Forging a New Safety Architecture
Ending this cycle of grief requires a structural and cultural reset, built on three mandatory pillars of reform that I advocated in interviews after the Karur tragedy:
1. Codify Accountability with a National Crowd Safety Act: India needs a dedicated, comprehensive law - a Crowd Safety Act - that goes beyond existing statutes. This Act must clearly define the liability of every stakeholder, from the event organiser (religious trusts, political parties, sports bodies) to the local district magistrate. It must mandate third-party, independent safety audits for all gatherings exceeding a defined threshold. Crucially, the law must include strict penal provisions, including imprisonment and hefty fines, for gross negligence, ensuring that organisers are financially and legally motivated to prioritise safety.
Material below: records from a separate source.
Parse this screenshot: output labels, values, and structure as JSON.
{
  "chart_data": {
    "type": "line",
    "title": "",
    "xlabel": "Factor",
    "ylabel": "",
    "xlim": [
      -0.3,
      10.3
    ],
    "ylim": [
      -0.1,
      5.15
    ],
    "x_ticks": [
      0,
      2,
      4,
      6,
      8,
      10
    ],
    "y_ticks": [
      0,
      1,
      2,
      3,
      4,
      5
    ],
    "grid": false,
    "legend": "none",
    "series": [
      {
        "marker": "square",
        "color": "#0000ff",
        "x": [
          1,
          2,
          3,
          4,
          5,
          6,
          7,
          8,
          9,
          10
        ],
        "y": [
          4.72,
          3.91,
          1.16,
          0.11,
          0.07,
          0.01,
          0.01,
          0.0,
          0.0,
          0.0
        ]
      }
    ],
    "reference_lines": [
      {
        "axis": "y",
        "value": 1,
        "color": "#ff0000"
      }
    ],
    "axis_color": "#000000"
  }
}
2. Adopt Scientific Crowd Management: The age of simply deploying more police with lathis or tear-gas is over. Safety must be technological. We must immediately integrate real-time AI and drone surveillance with ground monitoring systems to detect crowd density, especially at critical choke points, flagging risks when density approaches the danger zone of five persons per square metre. Learning from global best practices, such as the successful GIS mapping used at the Kumbh Mela and the one-way flow designs used at the Hajj pilgrimage in Saudi Arabia, should be adopted nationwide. Furthermore, cities must integrate crowd management into urban planning, ensuring that new infrastructure, including railway stations and public venue designs, incorporates multiple, wide, and clearly marked evacuation routes.
3. Cultivate a Culture of Public Safety: Finally, prevention requires the public to be an active partner. The government, through the NDMA, must launch sustained, multi-lingual public awareness campaigns using digital and traditional media to educate citizens on safe crowd behaviour. This includes training volunteers and security personnel in "crowd whispering" techniques to calmly de-escalate tension. More importantly, it means teaching individuals simple self-protection techniques: how to keep forearms across the chest to protect the breathing space from compressive forces, and how to move diagonally toward less dense edges. Safety cannot be a government mandate alone; it must become a non-negotiable public consciousness.
The lives lost in these tragic, recurring incidents are a damning indictment of our system - one that sadly views crowd management as a last-minute policing exercise rather than a fundamental prerequisite of governance.
The challenge is immense, but the solution is clear: move beyond reactive mourning and implement a robust, legally-backed, and technologically integrated culture of crowd safety. Only then can we guarantee that India's vibrant, energetic tradition of mass gatherings becomes a source of collective pride, rather than repeated tragedy.
(Shashi Tharoor has been a Member of Parliament from Thiruvananthapuram, Kerala, since 2009. He is an author and a former diplomat.)